I 24 GIORNI DEL CONDOR - Nel gennaio 2011, Sony dichiara ufficialmente guerra ai cracker - e in particolare al ventunenne George Francis Hotz in arte geohot, million75 e mil, reo di aver violato il sistema di protezione di PlayStation 3 e di averlo distribuito su internet (e arrivando persino a diffonderlo via Twitter, dopo aver manipolato l'account dell'uomo-immagine di Sony America, Kevin Butler). Per chi non lo sapesse, Hotz è l'equivalente videoludico di Julian Assange, una vera icona, un cyber-Robin Hood. Prima di "violentare" la console Sony, Geohot ha contribuito massicciamente al progetto di unlocking dell'iPhone. Il 22 gennaio 2010, l'hacker ha annunciato al mondo di aver finalmente "aperto" PS3, dopo aver lanciato pubblicamente la sfida a Sony sul finire del 2009. Geohot ha documentato l'impresa in rete, attraverso il suo seguitissimo blog e il 26 gennaio 2010 ha illustrato il processo in modo dettagliato. Per tutta risposta, Sony ha distribuito una serie di firmaware obbligatori per PS3 che disabilitano le manovre di Geohot e compagni di merenda e che hanno costretto gli utenti ad aggiornamenti settimanali del firmware PlayStation. La domanda sorge spontanea: perche' un utente PlayStation deve "pagare" l'incapacita' di Sony di proteggere il proprio sistema? Perche' ogni volta che accendo la console devo passare una decina di minuti abbondanti ad "aggiornarla"? Perche' la console non si aggiorna da sola, quando e' in stand-by? La risposta è una sola: poor design. Vedi il brillante intervento di Ben Kuchera su Ars Technica, "It only delays: the frustration of Sony Firmware" (2010):
I never think to turn on the system to get these updates when I don't want to game, which means they always smack me in the face when I'm excited about playing something or have to do some work. If I have 30 minutes to game, I'm better off avoiding my PS3 if I haven't played in a while... there will be some form of update or install to eat up that time. (Ben Kuchera, Ars Technica, 2010)

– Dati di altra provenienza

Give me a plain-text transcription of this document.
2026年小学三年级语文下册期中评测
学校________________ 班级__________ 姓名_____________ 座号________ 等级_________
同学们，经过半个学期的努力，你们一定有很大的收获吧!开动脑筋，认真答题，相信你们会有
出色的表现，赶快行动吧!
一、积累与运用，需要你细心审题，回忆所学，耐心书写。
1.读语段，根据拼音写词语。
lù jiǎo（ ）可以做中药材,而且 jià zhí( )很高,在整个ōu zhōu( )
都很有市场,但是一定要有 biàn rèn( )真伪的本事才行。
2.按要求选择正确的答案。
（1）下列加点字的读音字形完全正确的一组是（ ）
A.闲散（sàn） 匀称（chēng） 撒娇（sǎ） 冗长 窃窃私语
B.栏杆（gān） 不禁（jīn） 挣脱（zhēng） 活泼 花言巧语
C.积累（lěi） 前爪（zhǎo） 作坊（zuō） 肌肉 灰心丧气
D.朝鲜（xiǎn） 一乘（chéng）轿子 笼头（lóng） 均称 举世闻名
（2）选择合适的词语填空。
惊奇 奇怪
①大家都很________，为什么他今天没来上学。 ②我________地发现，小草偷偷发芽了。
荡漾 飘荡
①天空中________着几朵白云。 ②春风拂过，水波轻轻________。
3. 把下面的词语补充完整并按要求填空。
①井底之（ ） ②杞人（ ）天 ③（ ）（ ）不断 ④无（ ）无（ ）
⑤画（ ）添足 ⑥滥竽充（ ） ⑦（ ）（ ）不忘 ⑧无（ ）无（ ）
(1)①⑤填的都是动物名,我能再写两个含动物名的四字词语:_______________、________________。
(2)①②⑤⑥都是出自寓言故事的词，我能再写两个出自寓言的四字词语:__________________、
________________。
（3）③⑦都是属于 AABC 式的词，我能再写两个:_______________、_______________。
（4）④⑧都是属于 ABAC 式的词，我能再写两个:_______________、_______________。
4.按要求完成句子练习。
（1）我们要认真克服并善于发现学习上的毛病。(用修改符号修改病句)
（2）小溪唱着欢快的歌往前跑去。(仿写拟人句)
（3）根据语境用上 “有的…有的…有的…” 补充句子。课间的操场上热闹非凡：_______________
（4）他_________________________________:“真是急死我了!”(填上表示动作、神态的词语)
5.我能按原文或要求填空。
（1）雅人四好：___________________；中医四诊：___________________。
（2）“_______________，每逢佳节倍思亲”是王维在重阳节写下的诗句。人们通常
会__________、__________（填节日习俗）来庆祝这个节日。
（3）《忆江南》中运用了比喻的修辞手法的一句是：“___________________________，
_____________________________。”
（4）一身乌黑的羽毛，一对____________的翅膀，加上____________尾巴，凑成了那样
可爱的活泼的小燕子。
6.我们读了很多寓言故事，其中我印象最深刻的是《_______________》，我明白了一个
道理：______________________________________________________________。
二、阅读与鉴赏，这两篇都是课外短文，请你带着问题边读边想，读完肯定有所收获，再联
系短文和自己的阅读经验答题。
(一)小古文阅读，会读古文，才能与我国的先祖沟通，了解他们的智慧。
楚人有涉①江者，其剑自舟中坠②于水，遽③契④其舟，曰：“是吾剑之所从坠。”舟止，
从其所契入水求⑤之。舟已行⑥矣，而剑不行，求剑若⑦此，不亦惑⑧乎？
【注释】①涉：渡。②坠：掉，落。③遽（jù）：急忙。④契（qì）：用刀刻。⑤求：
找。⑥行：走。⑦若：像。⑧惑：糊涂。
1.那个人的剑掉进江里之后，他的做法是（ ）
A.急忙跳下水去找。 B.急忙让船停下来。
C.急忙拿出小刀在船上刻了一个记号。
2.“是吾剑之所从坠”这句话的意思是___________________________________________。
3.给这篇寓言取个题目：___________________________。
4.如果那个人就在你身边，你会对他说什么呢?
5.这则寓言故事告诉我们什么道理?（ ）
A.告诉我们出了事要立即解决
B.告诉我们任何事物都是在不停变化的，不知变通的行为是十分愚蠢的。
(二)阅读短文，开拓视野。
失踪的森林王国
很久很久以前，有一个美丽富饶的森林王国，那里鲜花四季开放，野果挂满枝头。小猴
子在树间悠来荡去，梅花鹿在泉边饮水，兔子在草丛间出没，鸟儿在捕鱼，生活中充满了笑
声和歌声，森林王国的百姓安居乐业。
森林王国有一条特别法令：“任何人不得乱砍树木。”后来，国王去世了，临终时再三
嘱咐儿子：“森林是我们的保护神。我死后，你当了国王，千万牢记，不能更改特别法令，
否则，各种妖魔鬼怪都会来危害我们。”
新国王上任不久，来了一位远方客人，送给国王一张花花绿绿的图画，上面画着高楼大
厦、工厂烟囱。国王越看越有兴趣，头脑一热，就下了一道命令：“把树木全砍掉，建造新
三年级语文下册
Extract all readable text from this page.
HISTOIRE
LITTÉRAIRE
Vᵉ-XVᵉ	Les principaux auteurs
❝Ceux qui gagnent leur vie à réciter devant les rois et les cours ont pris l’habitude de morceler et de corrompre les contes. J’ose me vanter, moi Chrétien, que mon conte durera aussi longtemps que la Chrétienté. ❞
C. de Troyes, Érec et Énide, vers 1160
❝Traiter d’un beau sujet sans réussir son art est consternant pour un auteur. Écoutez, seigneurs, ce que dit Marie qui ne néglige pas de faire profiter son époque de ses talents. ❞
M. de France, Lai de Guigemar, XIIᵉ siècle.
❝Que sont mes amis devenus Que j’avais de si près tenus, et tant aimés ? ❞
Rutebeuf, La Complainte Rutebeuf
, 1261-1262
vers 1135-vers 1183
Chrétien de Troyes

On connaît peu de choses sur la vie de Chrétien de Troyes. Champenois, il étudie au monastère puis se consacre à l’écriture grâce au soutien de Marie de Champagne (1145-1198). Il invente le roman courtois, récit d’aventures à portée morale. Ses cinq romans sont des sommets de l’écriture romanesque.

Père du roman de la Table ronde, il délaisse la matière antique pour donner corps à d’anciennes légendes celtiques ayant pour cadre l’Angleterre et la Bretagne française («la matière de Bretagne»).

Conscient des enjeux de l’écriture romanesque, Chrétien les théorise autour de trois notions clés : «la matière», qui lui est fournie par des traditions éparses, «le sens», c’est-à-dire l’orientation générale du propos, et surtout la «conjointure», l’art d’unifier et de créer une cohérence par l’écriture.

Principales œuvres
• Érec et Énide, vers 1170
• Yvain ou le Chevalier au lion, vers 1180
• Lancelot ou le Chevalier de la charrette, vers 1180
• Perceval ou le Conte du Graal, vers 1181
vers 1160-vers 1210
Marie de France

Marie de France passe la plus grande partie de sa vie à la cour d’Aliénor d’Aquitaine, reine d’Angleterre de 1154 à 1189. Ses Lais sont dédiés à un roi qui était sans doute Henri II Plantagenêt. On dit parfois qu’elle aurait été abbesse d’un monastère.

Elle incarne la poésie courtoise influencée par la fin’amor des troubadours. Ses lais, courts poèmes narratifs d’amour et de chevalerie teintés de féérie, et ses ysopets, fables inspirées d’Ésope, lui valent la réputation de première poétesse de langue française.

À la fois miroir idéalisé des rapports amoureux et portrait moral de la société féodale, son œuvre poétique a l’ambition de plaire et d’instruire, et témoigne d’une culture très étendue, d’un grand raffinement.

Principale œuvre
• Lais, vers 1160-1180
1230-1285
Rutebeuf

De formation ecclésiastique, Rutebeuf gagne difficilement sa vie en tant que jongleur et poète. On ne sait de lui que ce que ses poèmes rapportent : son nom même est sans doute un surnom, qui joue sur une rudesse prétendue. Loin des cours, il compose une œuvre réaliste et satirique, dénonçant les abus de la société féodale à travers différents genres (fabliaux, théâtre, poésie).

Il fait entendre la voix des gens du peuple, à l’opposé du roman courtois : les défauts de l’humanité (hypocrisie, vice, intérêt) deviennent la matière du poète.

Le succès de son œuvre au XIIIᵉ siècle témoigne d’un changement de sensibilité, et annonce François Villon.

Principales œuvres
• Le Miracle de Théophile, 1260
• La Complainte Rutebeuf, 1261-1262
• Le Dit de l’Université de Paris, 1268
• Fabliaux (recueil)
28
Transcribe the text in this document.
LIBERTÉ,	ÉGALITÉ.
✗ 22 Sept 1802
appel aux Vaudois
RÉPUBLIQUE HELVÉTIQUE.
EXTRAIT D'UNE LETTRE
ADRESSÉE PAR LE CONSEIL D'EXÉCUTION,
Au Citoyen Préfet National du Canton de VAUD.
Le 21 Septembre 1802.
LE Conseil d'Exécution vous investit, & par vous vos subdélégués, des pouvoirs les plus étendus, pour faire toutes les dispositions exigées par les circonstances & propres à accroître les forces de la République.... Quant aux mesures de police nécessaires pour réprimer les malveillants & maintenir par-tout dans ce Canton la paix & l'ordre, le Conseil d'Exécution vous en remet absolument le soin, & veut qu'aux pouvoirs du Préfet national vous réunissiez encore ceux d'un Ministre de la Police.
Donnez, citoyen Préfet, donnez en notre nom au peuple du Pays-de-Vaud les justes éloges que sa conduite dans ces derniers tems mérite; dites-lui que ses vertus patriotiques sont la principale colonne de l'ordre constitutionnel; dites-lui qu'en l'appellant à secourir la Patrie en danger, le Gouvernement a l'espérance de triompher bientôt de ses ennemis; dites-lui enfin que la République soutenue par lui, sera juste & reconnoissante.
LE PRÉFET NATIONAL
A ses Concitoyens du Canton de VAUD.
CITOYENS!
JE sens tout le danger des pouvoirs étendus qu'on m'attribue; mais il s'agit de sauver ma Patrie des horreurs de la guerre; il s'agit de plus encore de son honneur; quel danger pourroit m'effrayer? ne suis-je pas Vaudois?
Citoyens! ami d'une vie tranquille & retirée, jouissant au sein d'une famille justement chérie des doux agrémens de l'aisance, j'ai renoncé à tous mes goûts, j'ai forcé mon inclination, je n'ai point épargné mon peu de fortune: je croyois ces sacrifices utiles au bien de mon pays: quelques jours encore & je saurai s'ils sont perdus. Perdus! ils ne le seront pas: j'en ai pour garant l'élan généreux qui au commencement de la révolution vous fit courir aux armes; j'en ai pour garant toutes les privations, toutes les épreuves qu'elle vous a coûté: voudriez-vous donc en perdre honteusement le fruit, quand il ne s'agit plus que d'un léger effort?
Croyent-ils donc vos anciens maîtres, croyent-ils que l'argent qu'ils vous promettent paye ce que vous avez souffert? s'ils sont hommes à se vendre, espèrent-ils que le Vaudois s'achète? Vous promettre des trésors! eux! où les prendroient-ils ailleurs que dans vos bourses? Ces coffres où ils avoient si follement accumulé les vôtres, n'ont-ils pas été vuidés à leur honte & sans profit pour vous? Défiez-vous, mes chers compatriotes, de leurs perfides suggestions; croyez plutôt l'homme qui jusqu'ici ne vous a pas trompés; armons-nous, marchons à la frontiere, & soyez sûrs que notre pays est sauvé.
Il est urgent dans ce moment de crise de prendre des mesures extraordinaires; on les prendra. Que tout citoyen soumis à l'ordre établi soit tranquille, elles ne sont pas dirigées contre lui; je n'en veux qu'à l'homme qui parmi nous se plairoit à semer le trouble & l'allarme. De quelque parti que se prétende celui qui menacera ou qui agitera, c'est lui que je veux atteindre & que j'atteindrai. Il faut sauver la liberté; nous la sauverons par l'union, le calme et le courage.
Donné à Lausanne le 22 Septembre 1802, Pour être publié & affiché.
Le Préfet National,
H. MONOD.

"As a father of 3 young kids, I don't spend much time with my PS3 anymore, but when I do, this is usually what I play. (andru365) (i.imgur.com)[Via reddit]
Anziche' desistere, gli hacker hanno ideato una serie di contro-misure sempre piu creative per aggirare i continui aggiornamenti firmware di PS3. E quando Sony si è resa contro che le risposte tecnologiche non erano sufficienti a domare gli escamotage sempre piu' arditi degli hacker, ha deciso di passare alle maniere forti e l'11 gennaio 2011 ha fatto causa al ventiduenne Hotz, accusandolo di aver violato il copyright e compromesso innumerevoli brevetti, chiedendo ai giudici di autorizzare la requisizione del computer e dell'hard drive dell'hacker al fine di ispezionarne i contenuti e "bloccare" ogni possibile software capace di sovvertire le misure di protezione messe a punto da Sony, un'iniziativa che l'Electronic Frontier Foundation considera anti-costituzionale, se non apertamente illegale. L'idea che Sony possa aver diritto di ispezionare l'hard drive di un utente è inconcepibile, secondo l'EFF, tesi condivisa, tra gli altri, dal docente della Carnegie Mellon University David S. Touretzky, che per solidarieta' ha ospitato l'hack di Gehot sul server dell'universita' nel nome della liberta' di espressione.
A un mese di distanza, il nostro risponde a Sony attraverso un blog e postando un video rap su YouTube - "The Light It Up Contest" ha poco meno di due milioni di hits a tutt'oggi - in cui espone la sua versione dei fatti.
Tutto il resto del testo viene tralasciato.